Devenir pompier volontaire

Devenir pompier volontaire
Le sapeur-pompier volontaire effectue six interventions par mois en moyenne. - © Mathieu

En France, 193 800 hommes et femmes exercent la fonction de pompier tout en pratiquant un métier ou en suivant des études. Pourquoi pas vous ?

1 – Vérifier les conditions d’éligibilité

Les candidats doivent être âgés de 16 ans minimum et de 60 ans maximum, résider légalement en France, jouir de leurs droits civiques, remplir des conditions d’aptitude médicale et physique correspondant aux missions confiées.

« Une condition physique normale est suffisante, et les femmes sont les bienvenues », précise Dominique Turc, vice-président du comité exécutif de la Fédération nationale des sapeurs-pompiers de France.

2 – Se porter candidat

Vous devez envoyer un CV et une lettre de motivation au Service départemental d’incendie et de secours (SDIS), ainsi que la copie de vos titres, diplômes et attestations de formation.

« Vous pouvez aussi vous renseigner auprès de votre commune ou des communes avoisinantes pour savoir si elles disposent d’un centre de première intervention et d’un corps communal de sapeurs-pompiers volontaires », note Dominique Turc.

Certains départements, notamment ceux qui reçoivent le plus de candidatures, ont mis en place des tests de recrutement, sous forme d’épreuves écrites (calcul, résolution de problèmes simples, compréhension de texte, etc.) ou physiques (natation, course, etc.).

Attention, avant de postuler, ayez conscience 
que le sapeur-pompier volontaire (SPV) doit être disponible le soir et le week-end selon les besoins, mais aussi en journée. Il effectue six interventions par mois en moyenne. Ces dernières portent le plus souvent sur le secours aux personnes (80 %
 des opérations) et, dans une moindre mesure, sur la lutte contre les incendies (10 %). Les 10 % restants sont composés d’opérations diverses : dégagement d’une personne d’une cabine d’ascenseur, ouverture de porte, etc.
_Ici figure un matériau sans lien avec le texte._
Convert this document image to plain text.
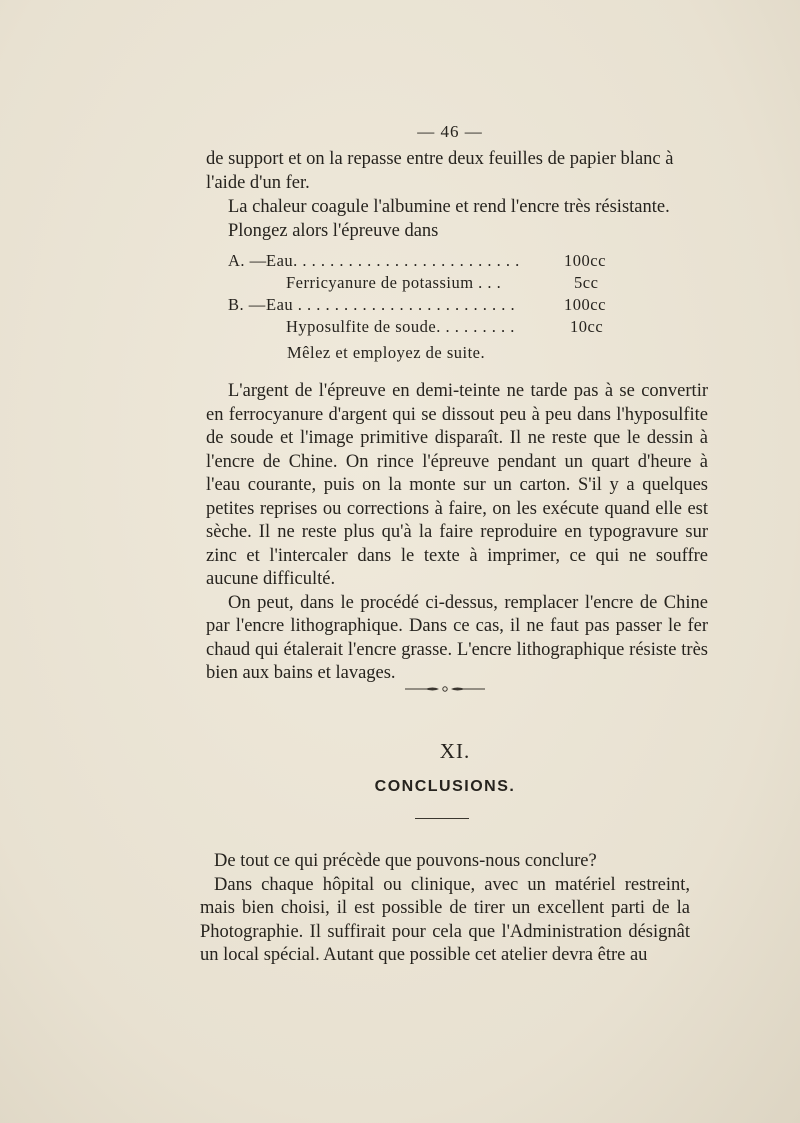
— 46 —

de support et on la repasse entre deux feuilles de papier blanc à l'aide d'un fer.

La chaleur coagule l'albumine et rend l'encre très résistante.

Plongez alors l'épreuve dans

A. — Eau. . . . . . . . . . . . . . . . . . . . . . . . .	100cc
Ferricyanure de potassium . . .	5cc
B. — Eau . . . . . . . . . . . . . . . . . . . . . . . .	100cc
Hyposulfite de soude. . . . . . . . .	10cc
Mêlez et employez de suite.

L'argent de l'épreuve en demi-teinte ne tarde pas à se convertir en ferrocyanure d'argent qui se dissout peu à peu dans l'hyposulfite de soude et l'image primitive disparaît. Il ne reste que le dessin à l'encre de Chine. On rince l'épreuve pendant un quart d'heure à l'eau courante, puis on la monte sur un carton. S'il y a quelques petites reprises ou corrections à faire, on les exécute quand elle est sèche. Il ne reste plus qu'à la faire reproduire en typogravure sur zinc et l'intercaler dans le texte à imprimer, ce qui ne souffre aucune difficulté.

On peut, dans le procédé ci-dessus, remplacer l'encre de Chine par l'encre lithographique. Dans ce cas, il ne faut pas passer le fer chaud qui étalerait l'encre grasse. L'encre lithographique résiste très bien aux bains et lavages.

XI.
CONCLUSIONS.

De tout ce qui précède que pouvons-nous conclure?

Dans chaque hôpital ou clinique, avec un matériel restreint, mais bien choisi, il est possible de tirer un excellent parti de la Photographie. Il suffirait pour cela que l'Administration désignât un local spécial. Autant que possible cet atelier devra être au
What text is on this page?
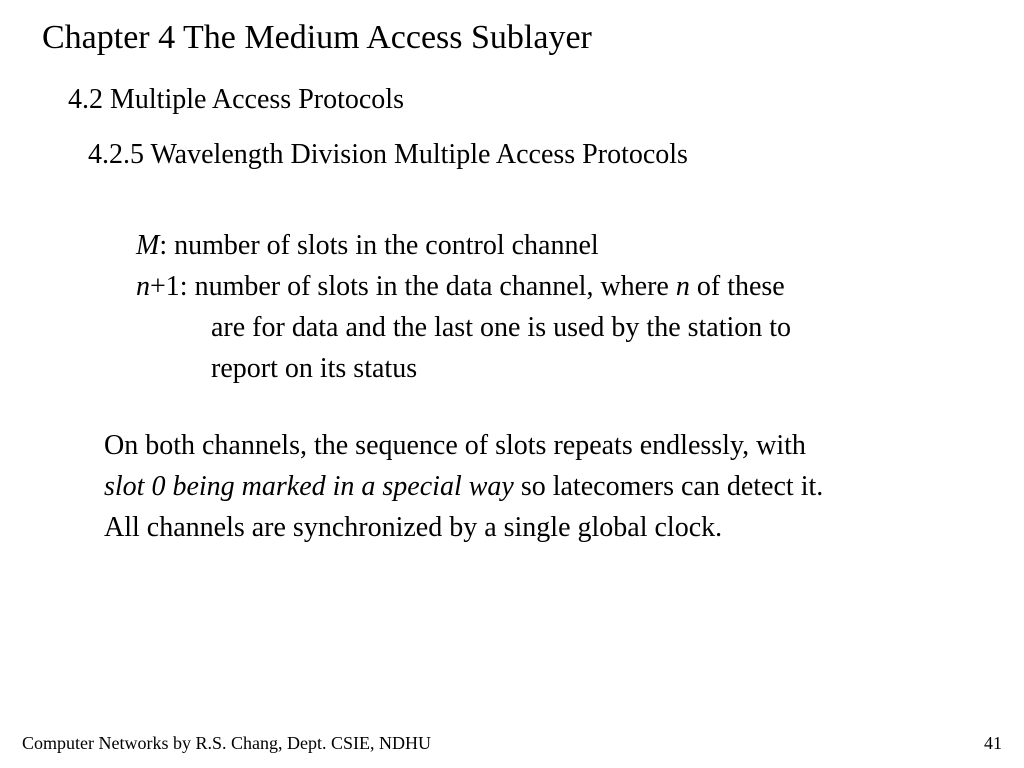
Chapter 4 The Medium Access Sublayer
4.2 Multiple Access Protocols
4.2.5 Wavelength Division Multiple Access Protocols
M: number of slots in the control channel
n+1: number of slots in the data channel, where n of these
are for data and the last one is used by the station to
report on its status
On both channels, the sequence of slots repeats endlessly, with
slot 0 being marked in a special way so latecomers can detect it.
All channels are synchronized by a single global clock.
Computer Networks by R.S. Chang, Dept. CSIE, NDHU	41
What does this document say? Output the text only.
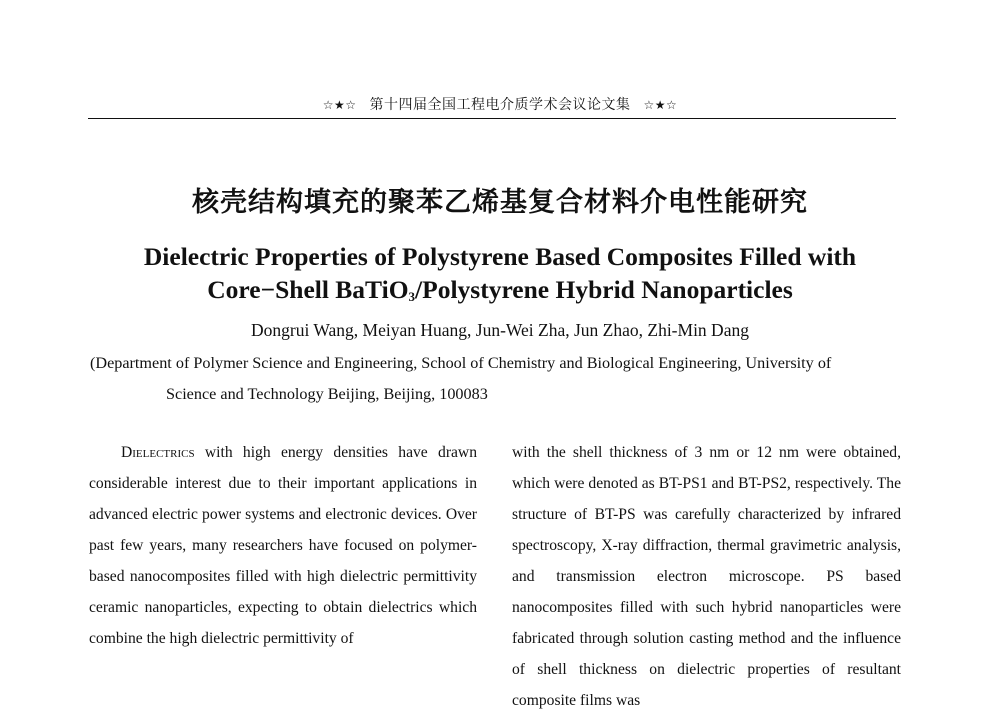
☆★☆ 第十四届全国工程电介质学术会议论文集 ☆★☆
核壳结构填充的聚苯乙烯基复合材料介电性能研究
Dielectric Properties of Polystyrene Based Composites Filled with
Core−Shell BaTiO$_3$/Polystyrene Hybrid Nanoparticles
Dongrui Wang, Meiyan Huang, Jun-Wei Zha, Jun Zhao, Zhi-Min Dang
(Department of Polymer Science and Engineering, School of Chemistry and Biological Engineering, University of
Science and Technology Beijing, Beijing, 100083

Dielectrics with high energy densities have drawn considerable interest due to their important applications in advanced electric power systems and electronic devices. Over past few years, many researchers have focused on polymer-based nanocomposites filled with high dielectric permittivity ceramic nanoparticles, expecting to obtain dielectrics which combine the high dielectric permittivity of

with the shell thickness of 3 nm or 12 nm were obtained, which were denoted as BT-PS1 and BT-PS2, respectively. The structure of BT-PS was carefully characterized by infrared spectroscopy, X-ray diffraction, thermal gravimetric analysis, and transmission electron microscope. PS based nanocomposites filled with such hybrid nanoparticles were fabricated through solution casting method and the influence of shell thickness on dielectric properties of resultant composite films was
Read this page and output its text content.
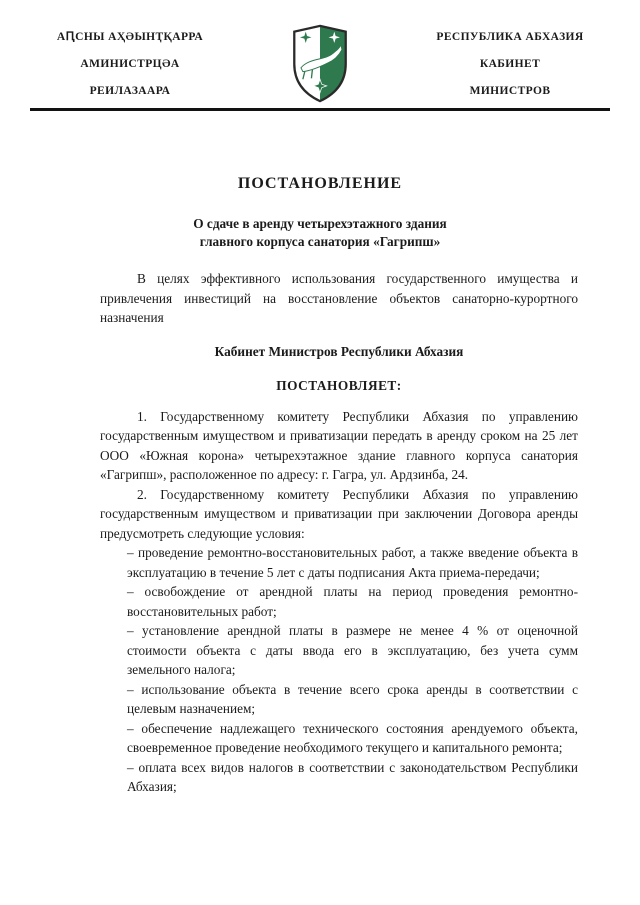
АԤСНЫ АҲӘЫНҬҚАРРА
АМИНИСТРЦӘА
РЕИЛАЗААРА
РЕСПУБЛИКА АБХАЗИЯ
КАБИНЕТ
МИНИСТРОВ
ПОСТАНОВЛЕНИЕ
О сдаче в аренду четырехэтажного здания
главного корпуса санатория «Гагрипш»

В целях эффективного использования государственного имущества и привлечения инвестиций на восстановление объектов санаторно-курортного назначения

Кабинет Министров Республики Абхазия

ПОСТАНОВЛЯЕТ:

1. Государственному комитету Республики Абхазия по управлению государственным имуществом и приватизации передать в аренду сроком на 25 лет ООО «Южная корона» четырехэтажное здание главного корпуса санатория «Гагрипш», расположенное по адресу: г. Гагра, ул. Ардзинба, 24.

2. Государственному комитету Республики Абхазия по управлению государственным имуществом и приватизации при заключении Договора аренды предусмотреть следующие условия:

– проведение ремонтно-восстановительных работ, а также введение объекта в эксплуатацию в течение 5 лет с даты подписания Акта приема-передачи;

– освобождение от арендной платы на период проведения ремонтно-восстановительных работ;

– установление арендной платы в размере не менее 4 % от оценочной стоимости объекта с даты ввода его в эксплуатацию, без учета сумм земельного налога;

– использование объекта в течение всего срока аренды в соответствии с целевым назначением;

– обеспечение надлежащего технического состояния арендуемого объекта, своевременное проведение необходимого текущего и капитального ремонта;

– оплата всех видов налогов в соответствии с законодательством Республики Абхазия;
3 – Passer la visite médicale d’engagement

L’examen médical comprend un examen de la vue et de l’audition, des épreuves fonctionnelles respiratoires, une radio pulmonaire, une prise de sang... Objectif : vérifier l’absence d’asthme et de grossesse, une acuité visuelle minimale (3/10 de moyenne à chaque œil sans correction, 8/10 de moyenne à chaque œil avec correction), un contrôle de l’immunisation vaccinale pour le BCG et l’hépatite B, etc. En revanche, il n’existe plus de critères de taille : le médecin vérifie seulement que le candidat présente des « paramètres anthropométriques et une condition physique compatibles avec une activité opérationnelle ».

4 – Se former

Vous obtiendrez le même niveau qu’un sapeur-pompier professionnel grâce à une formation initiale dispensée en une trentaine de jours répartis sur un à trois ans et la formation continue et de perfectionnement. Cette dernière vise à maintenir les compétences du SPV, à l’adapter aux fonctions et à le spécialiser, par exemple en spéléologie, plongée ou maître-chien. Les candidats justifiant d’un diplôme de niveau bac + 2 minimum peuvent accéder au grade de lieutenant, et les bac + 3 au grade de capitaine. À noter : les étudiants admis en deuxième année du deuxième cycle des études médicales, les médecins, les infirmiers, les vétérinaires et les psychologues ont accès au Service de santé et de secours médical en qualité de volontaire.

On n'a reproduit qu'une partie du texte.